Policy mandarins and university chiefs are very adept at covering their tracks. It’s what the brand demands of them.

Over the years, the university sector has proved Teflon-like: all criticism slides off the discursive surface. Expose poor governance, bullying and exploitation and still, the “export industry” continues to flourish — until Covid, that is. The latter has exposed all the failings of a system in terminal decline — undemocratic nature of governance, the over-reliance on international students, massive pay gaps, the cavalier treatment of casuals, diminishing education standards and escalating academic workloads.

But there’s hope. And it rests with Public Universities Australia (PUA): a newly formed coalition that has finally taken the fight to where it needs to go — right to the heart of the university system and its governmental overseers. There’s no more sliding off the surface.

It has set about forensically exposing the misgovernance of universities, following the money trails and highlighting the attempted muzzling of potential whistle-blowers.
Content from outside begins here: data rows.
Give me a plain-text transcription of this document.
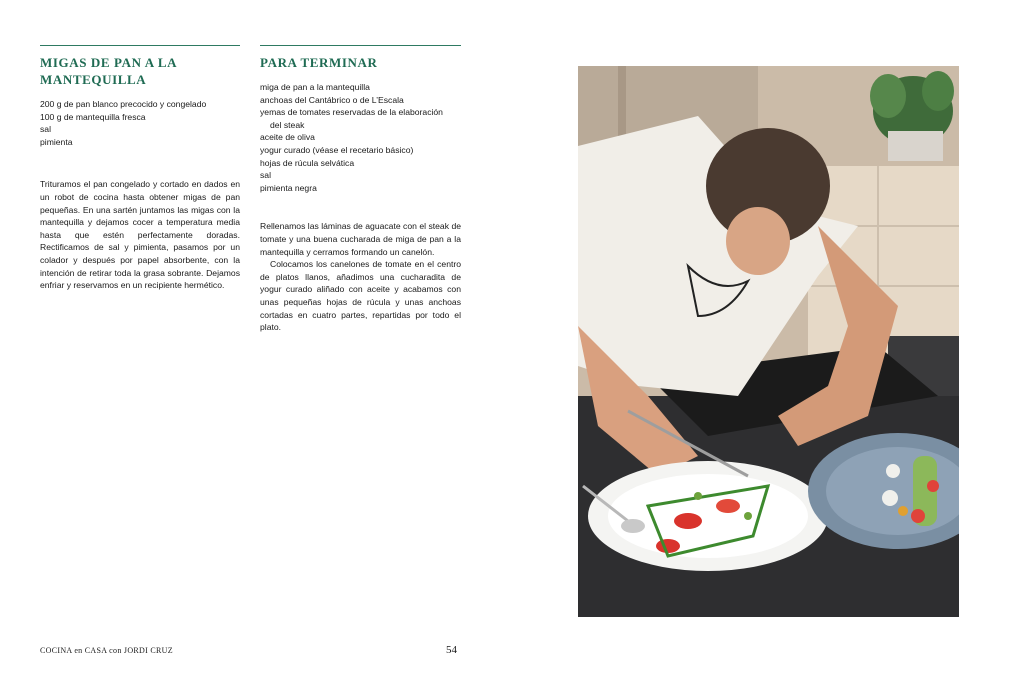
MIGAS DE PAN A LA MANTEQUILLA
200 g de pan blanco precocido y congelado
100 g de mantequilla fresca
sal
pimienta

Trituramos el pan congelado y cortado en dados en un robot de cocina hasta obtener migas de pan pequeñas. En una sartén juntamos las migas con la mantequilla y dejamos cocer a temperatura media hasta que estén perfectamente doradas. Rectificamos de sal y pimienta, pasamos por un colador y después por papel absorbente, con la intención de retirar toda la grasa sobrante. Dejamos enfriar y reservamos en un recipiente hermético.

PARA TERMINAR
miga de pan a la mantequilla
anchoas del Cantábrico o de L’Escala
yemas de tomates reservadas de la elaboración
del steak
aceite de oliva
yogur curado (véase el recetario básico)
hojas de rúcula selvática
sal
pimienta negra

Rellenamos las láminas de aguacate con el steak de tomate y una buena cucharada de miga de pan a la mantequilla y cerramos formando un canelón.

Colocamos los canelones de tomate en el centro de platos llanos, añadimos una cucharadita de yogur curado aliñado con aceite y acabamos con unas pequeñas hojas de rúcula y unas anchoas cortadas en cuatro partes, repartidas por todo el plato.

COCINA en CASA con JORDI CRUZ	54
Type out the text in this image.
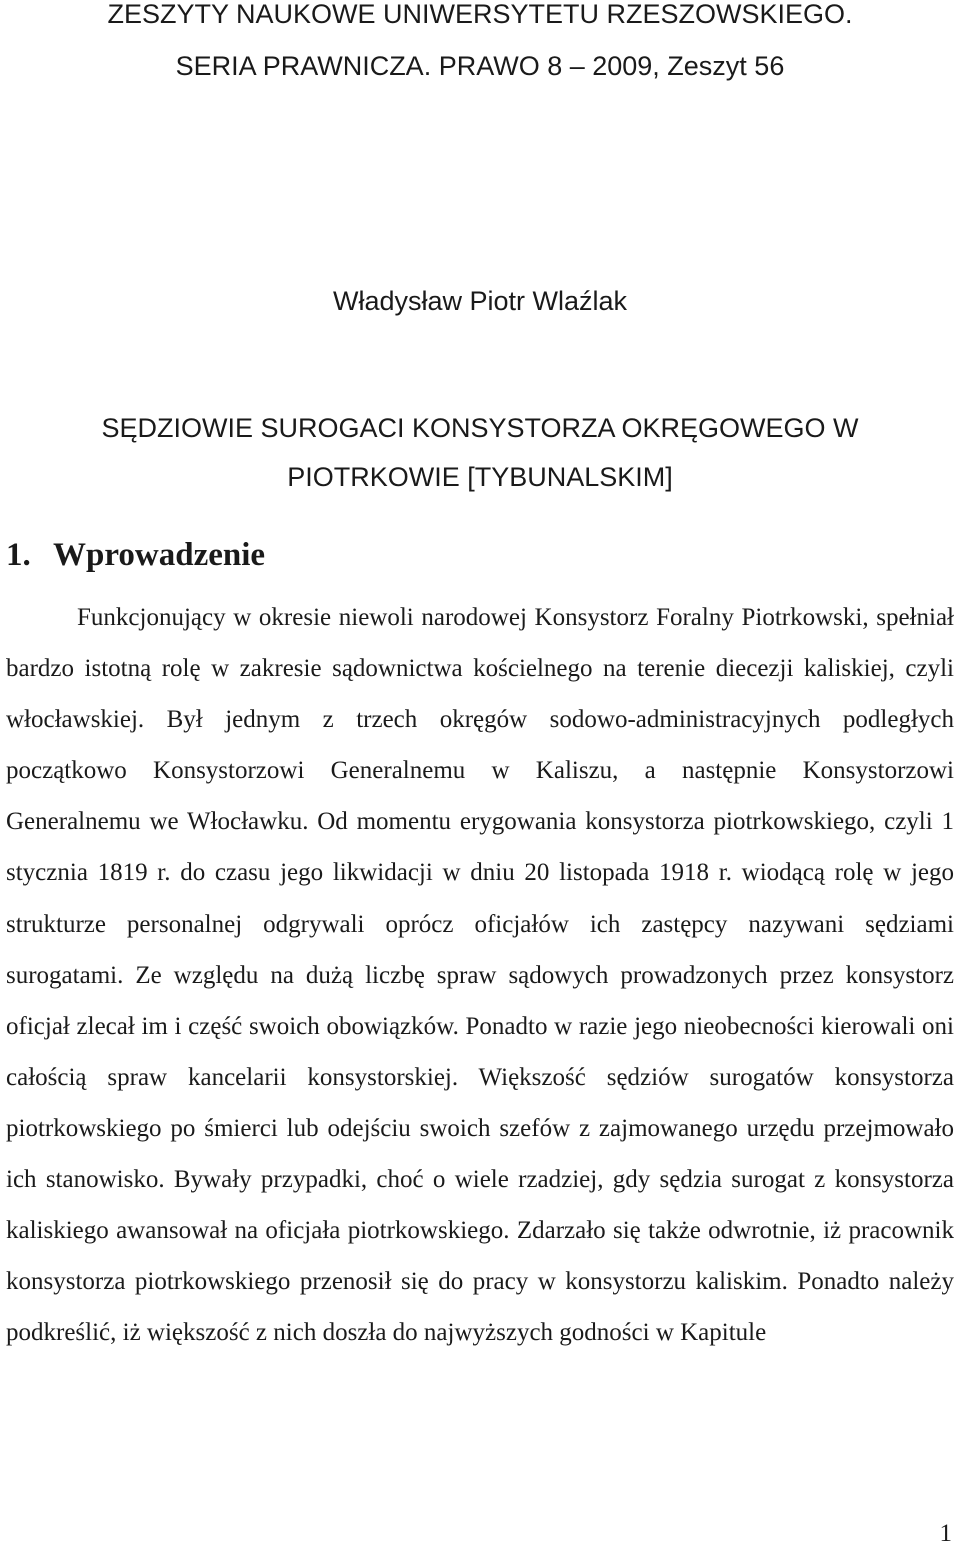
ZESZYTY NAUKOWE UNIWERSYTETU RZESZOWSKIEGO.
SERIA PRAWNICZA. PRAWO 8 – 2009, Zeszyt 56
Władysław Piotr Wlaźlak
SĘDZIOWIE SUROGACI KONSYSTORZA OKRĘGOWEGO W
PIOTRKOWIE [TYBUNALSKIM]
1. Wprowadzenie

Funkcjonujący w okresie niewoli narodowej Konsystorz Foralny Piotrkowski, spełniał bardzo istotną rolę w zakresie sądownictwa kościelnego na terenie diecezji kaliskiej, czyli włocławskiej. Był jednym z trzech okręgów sodowo-administracyjnych podległych początkowo Konsystorzowi Generalnemu w Kaliszu, a następnie Konsystorzowi Generalnemu we Włocławku. Od momentu erygowania konsystorza piotrkowskiego, czyli 1 stycznia 1819 r. do czasu jego likwidacji w dniu 20 listopada 1918 r. wiodącą rolę w jego strukturze personalnej odgrywali oprócz oficjałów ich zastępcy nazywani sędziami surogatami. Ze względu na dużą liczbę spraw sądowych prowadzonych przez konsystorz oficjał zlecał im i część swoich obowiązków. Ponadto w razie jego nieobecności kierowali oni całością spraw kancelarii konsystorskiej. Większość sędziów surogatów konsystorza piotrkowskiego po śmierci lub odejściu swoich szefów z zajmowanego urzędu przejmowało ich stanowisko. Bywały przypadki, choć o wiele rzadziej, gdy sędzia surogat z konsystorza kaliskiego awansował na oficjała piotrkowskiego. Zdarzało się także odwrotnie, iż pracownik konsystorza piotrkowskiego przenosił się do pracy w konsystorzu kaliskim. Ponadto należy podkreślić, iż większość z nich doszła do najwyższych godności w Kapitule

1
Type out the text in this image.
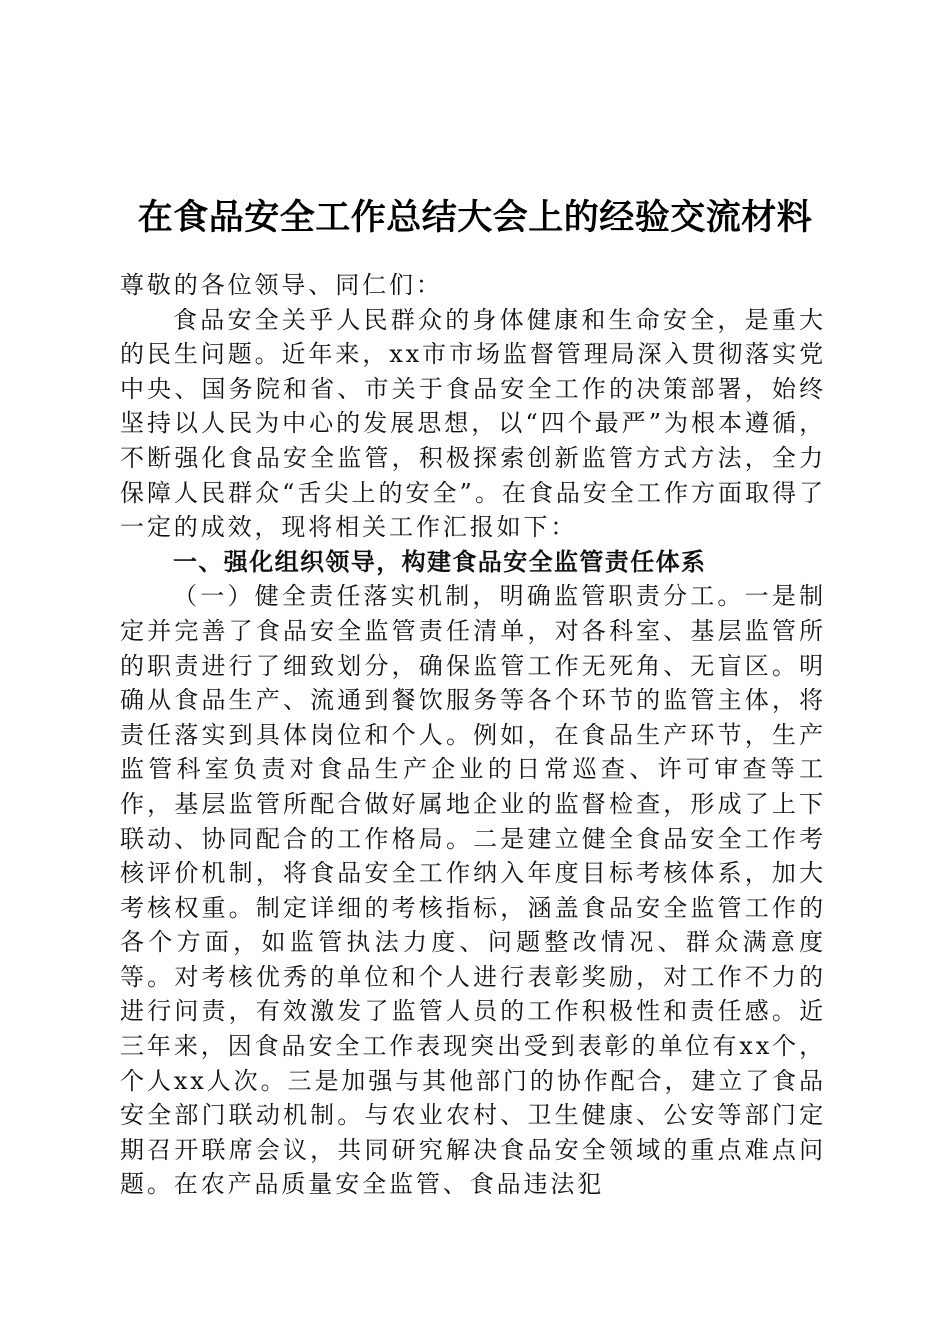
在食品安全工作总结大会上的经验交流材料

尊敬的各位领导、同仁们：

食品安全关乎人民群众的身体健康和生命安全，是重大的民生问题。近年来，xx市市场监督管理局深入贯彻落实党中央、国务院和省、市关于食品安全工作的决策部署，始终坚持以人民为中心的发展思想，以“四个最严”为根本遵循，不断强化食品安全监管，积极探索创新监管方式方法，全力保障人民群众“舌尖上的安全”。在食品安全工作方面取得了一定的成效，现将相关工作汇报如下：

一、强化组织领导，构建食品安全监管责任体系

（一）健全责任落实机制，明确监管职责分工。一是制定并完善了食品安全监管责任清单，对各科室、基层监管所的职责进行了细致划分，确保监管工作无死角、无盲区。明确从食品生产、流通到餐饮服务等各个环节的监管主体，将责任落实到具体岗位和个人。例如，在食品生产环节，生产监管科室负责对食品生产企业的日常巡查、许可审查等工作，基层监管所配合做好属地企业的监督检查，形成了上下联动、协同配合的工作格局。二是建立健全食品安全工作考核评价机制，将食品安全工作纳入年度目标考核体系，加大考核权重。制定详细的考核指标，涵盖食品安全监管工作的各个方面，如监管执法力度、问题整改情况、群众满意度等。对考核优秀的单位和个人进行表彰奖励，对工作不力的进行问责，有效激发了监管人员的工作积极性和责任感。近三年来，因食品安全工作表现突出受到表彰的单位有xx个，个人xx人次。三是加强与其他部门的协作配合，建立了食品安全部门联动机制。与农业农村、卫生健康、公安等部门定期召开联席会议，共同研究解决食品安全领域的重点难点问题。在农产品质量安全监管、食品违法犯
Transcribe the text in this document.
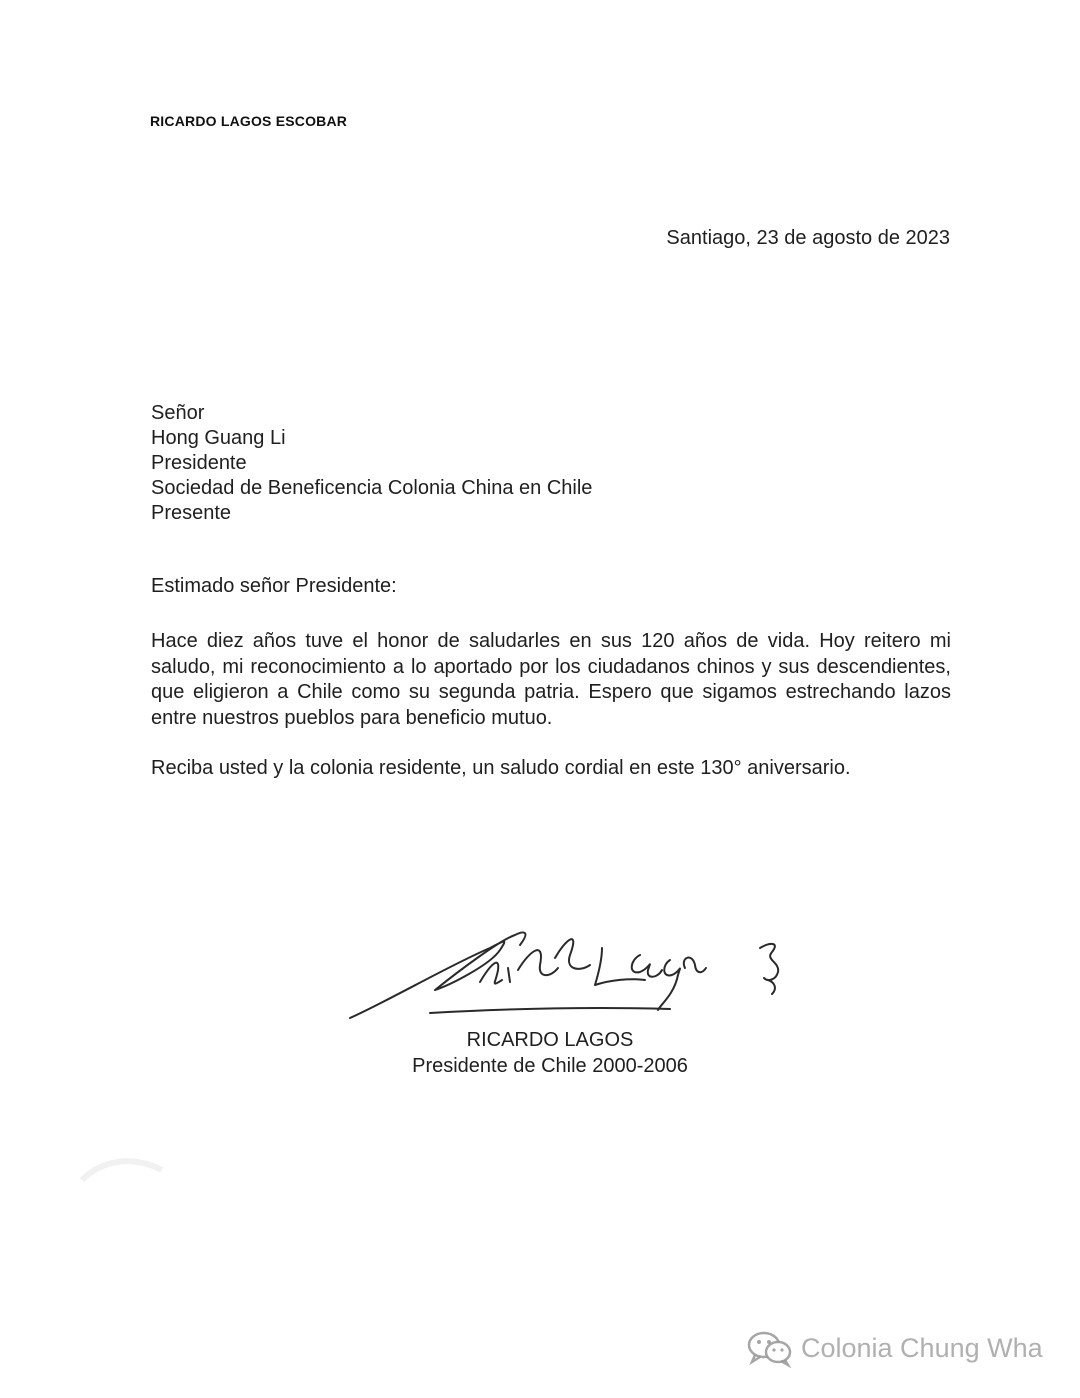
RICARDO LAGOS ESCOBAR
Santiago, 23 de agosto de 2023
Señor
Hong Guang Li
Presidente
Sociedad de Beneficencia Colonia China en Chile
Presente
Estimado señor Presidente:
Hace diez años tuve el honor de saludarles en sus 120 años de vida. Hoy reitero mi saludo, mi reconocimiento a lo aportado por los ciudadanos chinos y sus descendientes, que eligieron a Chile como su segunda patria. Espero que sigamos estrechando lazos entre nuestros pueblos para beneficio mutuo.
Reciba usted y la colonia residente, un saludo cordial en este 130° aniversario.
RICARDO LAGOS
Presidente de Chile 2000-2006
Colonia Chung Wha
Don’t take my word for it, look at its website and the many articles written by members of PUA.  They’re talking to journalists, politicians and any who’ll listen.

What PUA wants is a return to the idea of the university as a public institution, not a private enterprise. It wants to implement genuinely democratic forms of governance that include academics, students and the wider community. It wants universities to be decoupled from the diktats of the neoliberal economy. And it seeks a new imaginary around higher education and what such institutions could become if handed over to a broader constituency. It wants universities to become relevant to the challenges of the 21st century rather than simply meeting industry needs. It wants students to become active learners in real-life campus communities that value education for its own sake and which sustain the common good rather than private interest. Above all, it wants academics and students to feel free, alive and passionate about the education process.

It wants, in short, to de-zombify the academy. Not asking for much, is it?